The Sox’ pen entered the season touted as perhaps the best in the American League, with 2020 Reliever of the Year Liam Hendriks added in the offseason to close games. Crochet and Kopech possess two of the power arms capable of triple-digit velocity, and La Russa already has called on each for multi-inning relief. Kopech pitched two-plus scoreless innings with three strikeouts Friday, and La Russa said “we were able to win” because of it.

Protecting a 3-2 lead, Crochet threw 2⅓ perfect innings with three strikeouts Saturday right before Marshall was tagged for three runs in the eighth.

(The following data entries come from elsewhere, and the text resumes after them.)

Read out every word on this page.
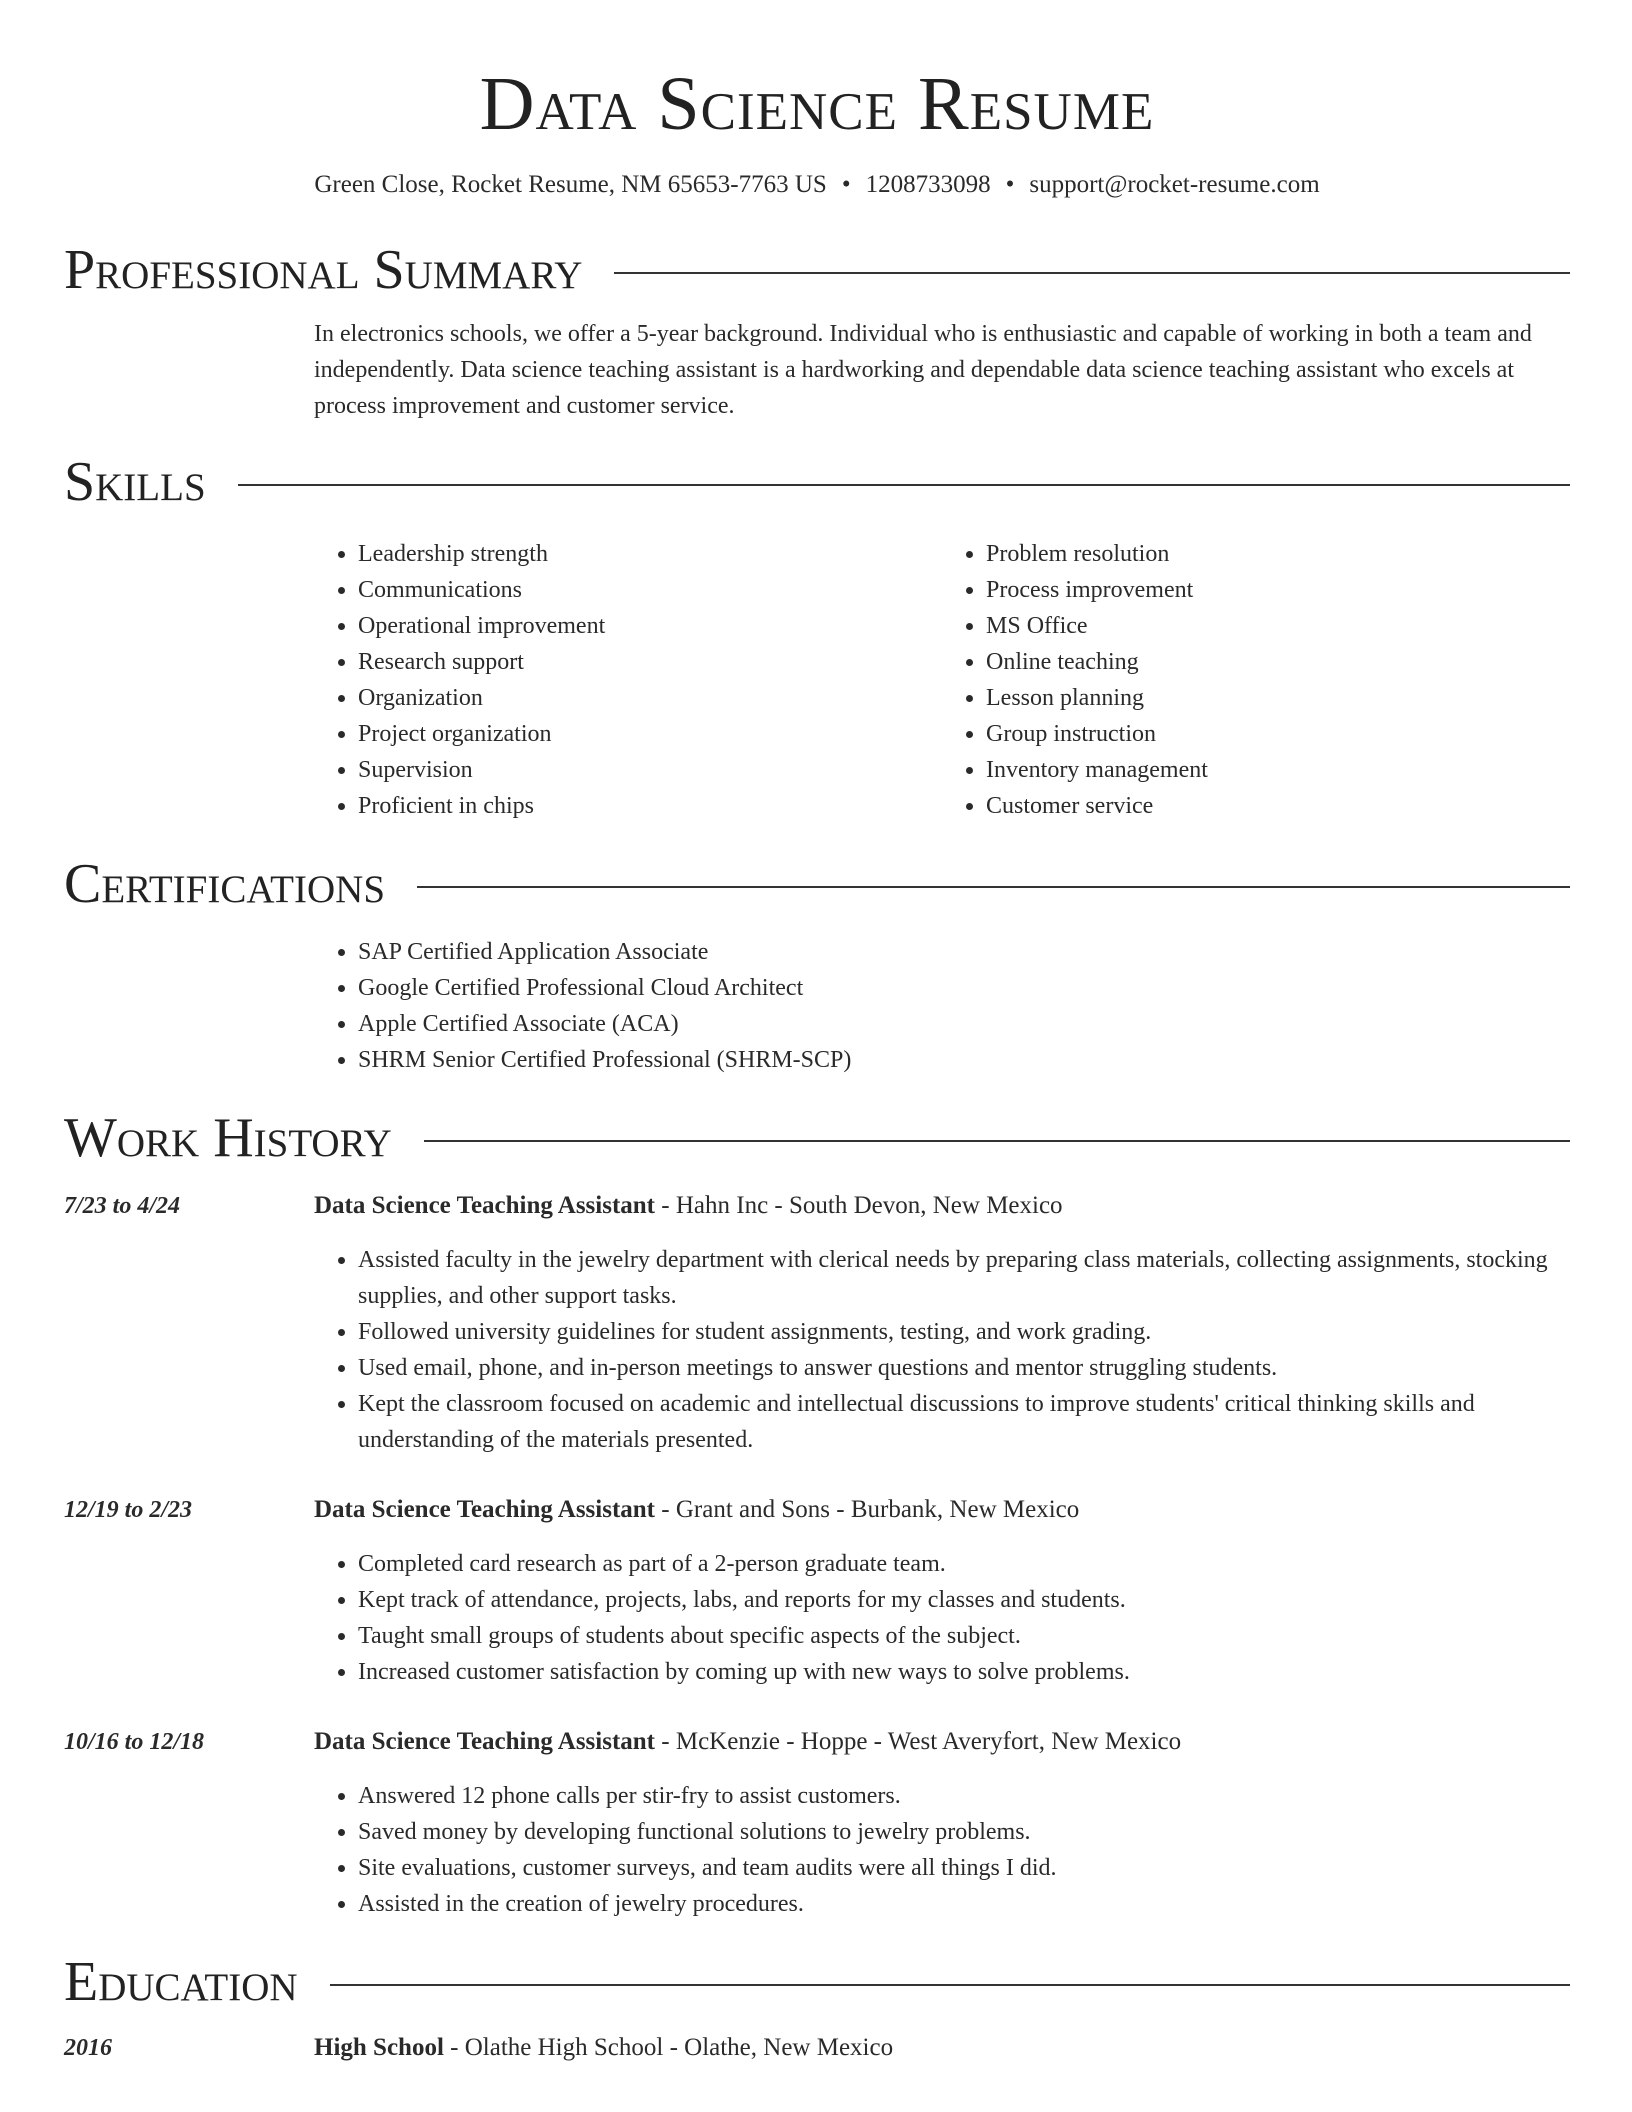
Data Science Resume
Green Close, Rocket Resume, NM 65653-7763 US • 1208733098 • support@rocket-resume.com
Professional Summary

In electronics schools, we offer a 5-year background. Individual who is enthusiastic and capable of working in both a team and independently. Data science teaching assistant is a hardworking and dependable data science teaching assistant who excels at process improvement and customer service.

Skills
• Leadership strength
• Communications
• Operational improvement
• Research support
• Organization
• Project organization
• Supervision
• Proficient in chips
• Problem resolution
• Process improvement
• MS Office
• Online teaching
• Lesson planning
• Group instruction
• Inventory management
• Customer service
Certifications
• SAP Certified Application Associate
• Google Certified Professional Cloud Architect
• Apple Certified Associate (ACA)
• SHRM Senior Certified Professional (SHRM-SCP)
Work History
7/23 to 4/24	Data Science Teaching Assistant - Hahn Inc - South Devon, New Mexico
• Assisted faculty in the jewelry department with clerical needs by preparing class materials, collecting assignments, stocking supplies, and other support tasks.
• Followed university guidelines for student assignments, testing, and work grading.
• Used email, phone, and in-person meetings to answer questions and mentor struggling students.
• Kept the classroom focused on academic and intellectual discussions to improve students' critical thinking skills and understanding of the materials presented.
12/19 to 2/23	Data Science Teaching Assistant - Grant and Sons - Burbank, New Mexico
• Completed card research as part of a 2-person graduate team.
• Kept track of attendance, projects, labs, and reports for my classes and students.
• Taught small groups of students about specific aspects of the subject.
• Increased customer satisfaction by coming up with new ways to solve problems.
10/16 to 12/18	Data Science Teaching Assistant - McKenzie - Hoppe - West Averyfort, New Mexico
• Answered 12 phone calls per stir-fry to assist customers.
• Saved money by developing functional solutions to jewelry problems.
• Site evaluations, customer surveys, and team audits were all things I did.
• Assisted in the creation of jewelry procedures.
Education
2016	High School - Olathe High School - Olathe, New Mexico
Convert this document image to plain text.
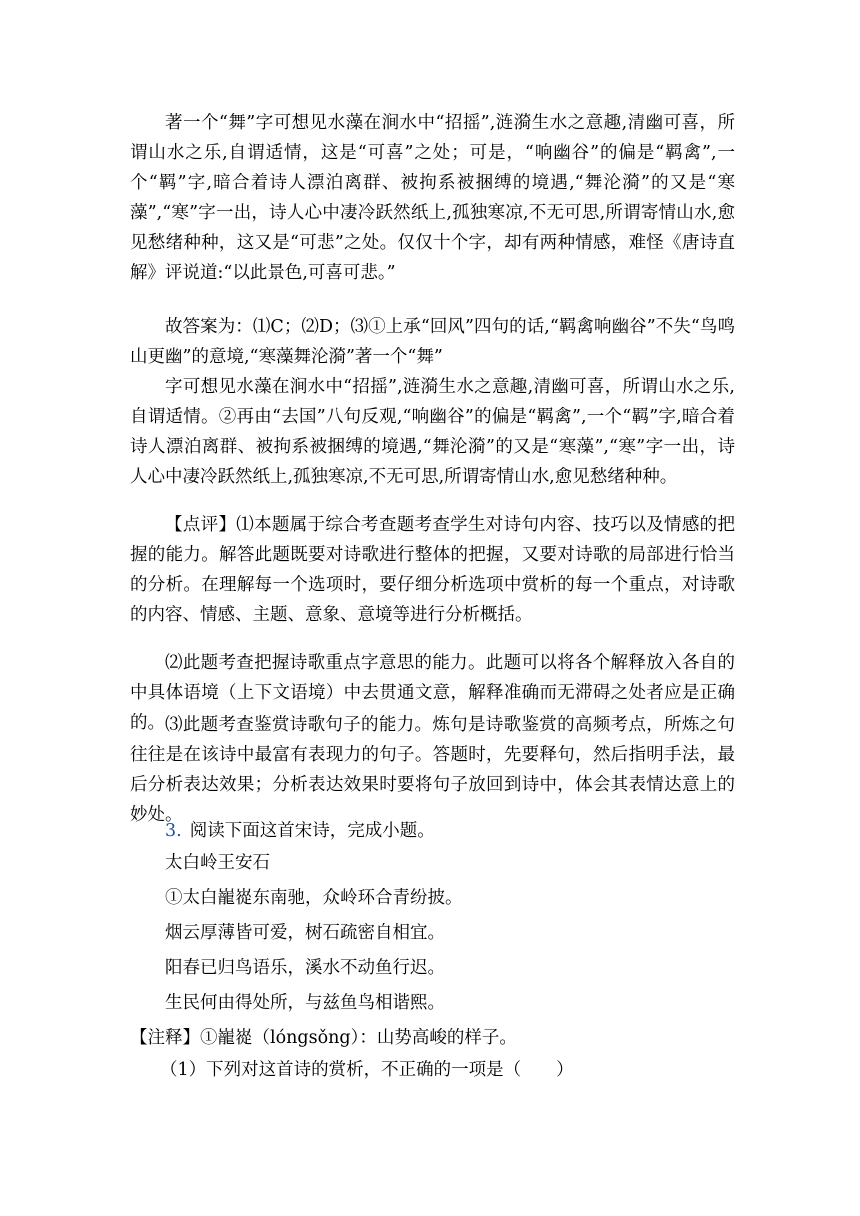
著一个“舞”字可想见水藻在涧水中“招摇”,涟漪生水之意趣,清幽可喜，所谓山水之乐,自谓适情，这是“可喜”之处；可是，“响幽谷”的偏是“羁禽”,一个“羁”字,暗合着诗人漂泊离群、被拘系被捆缚的境遇,“舞沦漪”的又是“寒藻”,“寒”字一出，诗人心中凄冷跃然纸上,孤独寒凉,不无可思,所谓寄情山水,愈见愁绪种种，这又是“可悲”之处。仅仅十个字，却有两种情感，难怪《唐诗直解》评说道:“以此景色,可喜可悲。”
故答案为：⑴C；⑵D；⑶①上承“回风”四句的话,“羁禽响幽谷”不失“鸟鸣山更幽”的意境,“寒藻舞沦漪”著一个“舞”
字可想见水藻在涧水中“招摇”,涟漪生水之意趣,清幽可喜，所谓山水之乐,自谓适情。②再由“去国”八句反观,“响幽谷”的偏是“羁禽”,一个“羁”字,暗合着诗人漂泊离群、被拘系被捆缚的境遇,“舞沦漪”的又是“寒藻”,“寒”字一出，诗人心中凄冷跃然纸上,孤独寒凉,不无可思,所谓寄情山水,愈见愁绪种种。
【点评】⑴本题属于综合考查题考查学生对诗句内容、技巧以及情感的把握的能力。解答此题既要对诗歌进行整体的把握，又要对诗歌的局部进行恰当的分析。在理解每一个选项时，要仔细分析选项中赏析的每一个重点，对诗歌的内容、情感、主题、意象、意境等进行分析概括。
⑵此题考查把握诗歌重点字意思的能力。此题可以将各个解释放入各自的中具体语境（上下文语境）中去贯通文意，解释准确而无滞碍之处者应是正确的。 ⑶此题考查鉴赏诗歌句子的能力。炼句是诗歌鉴赏的高频考点，所炼之句往往是在该诗中最富有表现力的句子。答题时，先要释句，然后指明手法，最后分析表达效果；分析表达效果时要将句子放回到诗中，体会其表情达意上的妙处。
3. 阅读下面这首宋诗，完成小题。
太白岭王安石
①太白巃嵸东南驰，众岭环合青纷披。
烟云厚薄皆可爱，树石疏密自相宜。
阳春已归鸟语乐，溪水不动鱼行迟。
生民何由得处所，与兹鱼鸟相谐熙。
【注释】①巃嵸（lóngsǒng）：山势高峻的样子。
（1）下列对这首诗的赏析，不正确的一项是（　　）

“Pretty much anybody in our pen at this point could go one or two innings, go out there and turn over the lineup,” Crochet said. “But definitely it’s nice to be looked to in that role. Being trusted to help save the pen.”

It was Kopech’s first game since late 2018 because of Tommy John surgery and after opting out last year. Crochet, drafted 10 months ago, has fast-tracked it to the majors. It’s still kind of new, and he admitted “my command was nervy at the beginning.”

“But I was a lot more comfortable after I got that first part out of the way,” he said.

Crochet, who walked away from his final appearance of 2020 with a forearm strain in Game 3 of the wild-card series, turned heads with 100-plus mph velocity. He didn’t touch triple digits during spring training and topped out at 98.9 Saturday.

“It is coming,” assistant pitching coach Curt Hasler said. “His velocity has been slowly ticking up during the spring. He was gaining strength — he had the issue at the end of the year — going through a program with our training staff, and that program didn’t deviate. He’s adding strength.

“The lights will go on, and you’ll see a little more. It’s increasing, and his strength is increasing, and he’s on the right track.”

The 21-year-old Crochet’s multidimensional responsibilities go beyond multi-innings work. He has been carting a large yellow backpack to the bullpen before games as the bullpen’s snack guy.

“That’s the snack bag,” he said. ‘‘It’s shaped like SpongeBob. I’m just in charge of snacks.

“Snickers, Twix, Starburst, Skittles. The whole nine. Fruity, chocolate, you name it.

“I wouldn’t say I rose to the role. I would say I arrived at that point. But it’s nice to be in charge of something.”